Measuring 1,609 metres high, the tower would be almost double the height of the world's tallest building – the 828-metre-high Burj Khalifa. It would be covered in plants, and would feature a vertiginous viewing platform.
"Imagine you take New York's Central Park, turn it vertical, roll it and twirl it," said Carlo Ratti.
It is not planned for any particular location, although the team are in talks with officials from numerous cities interested in building it, according to a spokesman for Ratti's studio.
"We developed the concept initially for a client, but in this moment it's not specific for any city," he told Dezeen.
Named The Mile, the tower could become the world's tallest manmade construction. Visitors would ascend to the top via a series of glazed capsules that would spiral up around the 20-metre-wide central shaft.
A park would be located at the top, but the team also said that plants will cover the structure "from base to apex". The intention is to provide an ecosystem for hundreds of different species.
To achieve the record-breaking height, the tower is designed as lightweight structure supported by a network of pre-stressed cables – the result of a complex engineering study.
According to Schlaich Bergermann Partner associate Boris Reyher, the aim is to push the boundaries of what is possible and create a milestone in architectural history.
"The structural concept for The Mile is technically feasible because of its consequent and uncompromised lightweight approach, said Reyher.
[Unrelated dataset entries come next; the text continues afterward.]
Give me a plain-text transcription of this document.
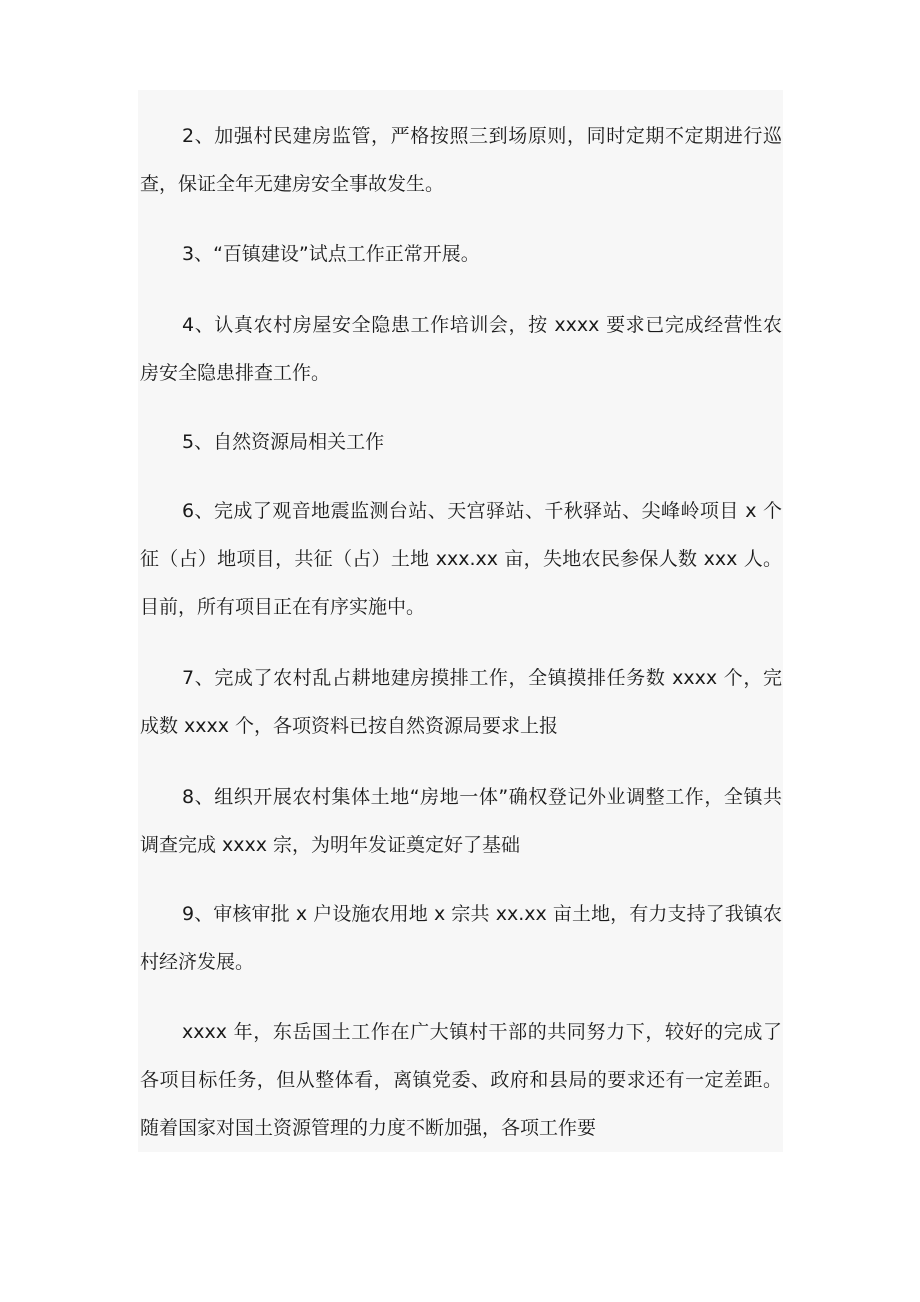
2、加强村民建房监管，严格按照三到场原则，同时定期不定期进行巡查，保证全年无建房安全事故发生。

3、“百镇建设”试点工作正常开展。

4、认真农村房屋安全隐患工作培训会，按 xxxx 要求已完成经营性农房安全隐患排查工作。

5、自然资源局相关工作

6、完成了观音地震监测台站、天宫驿站、千秋驿站、尖峰岭项目 x 个征（占）地项目，共征（占）土地 xxx.xx 亩，失地农民参保人数 xxx 人。目前，所有项目正在有序实施中。

7、完成了农村乱占耕地建房摸排工作，全镇摸排任务数 xxxx 个，完成数 xxxx 个，各项资料已按自然资源局要求上报

8、组织开展农村集体土地“房地一体”确权登记外业调整工作，全镇共调查完成 xxxx 宗，为明年发证奠定好了基础

9、审核审批 x 户设施农用地 x 宗共 xx.xx 亩土地，有力支持了我镇农村经济发展。

xxxx 年，东岳国土工作在广大镇村干部的共同努力下，较好的完成了各项目标任务，但从整体看，离镇党委、政府和县局的要求还有一定差距。随着国家对国土资源管理的力度不断加强，各项工作要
"The architectural form and the spatial equilibrium of forces become one and the same thing," he explained. "On the one hand, this leads to an optimised usage of high-grade materials. On the other hand, the structural form and load paths become intuitively comprehensible by every spectator."
The Mile is the latest in a series of boundary-pushing projects by Ratti, who is also director of MIT's Senseable City Lab, set up to investigate the urban impact of digital technologies.
The architect has also developed a prototype for a supermarket of the future, and a motion-activated heating system designed to combat energy waste.
Ratti's studio will present The Mile at Cannes real-estate fair MIPIM next month, proposing a financial model based on those of the Eiffel Tower in Paris and the London Eye. It anticipates "substantial profits" for the host city.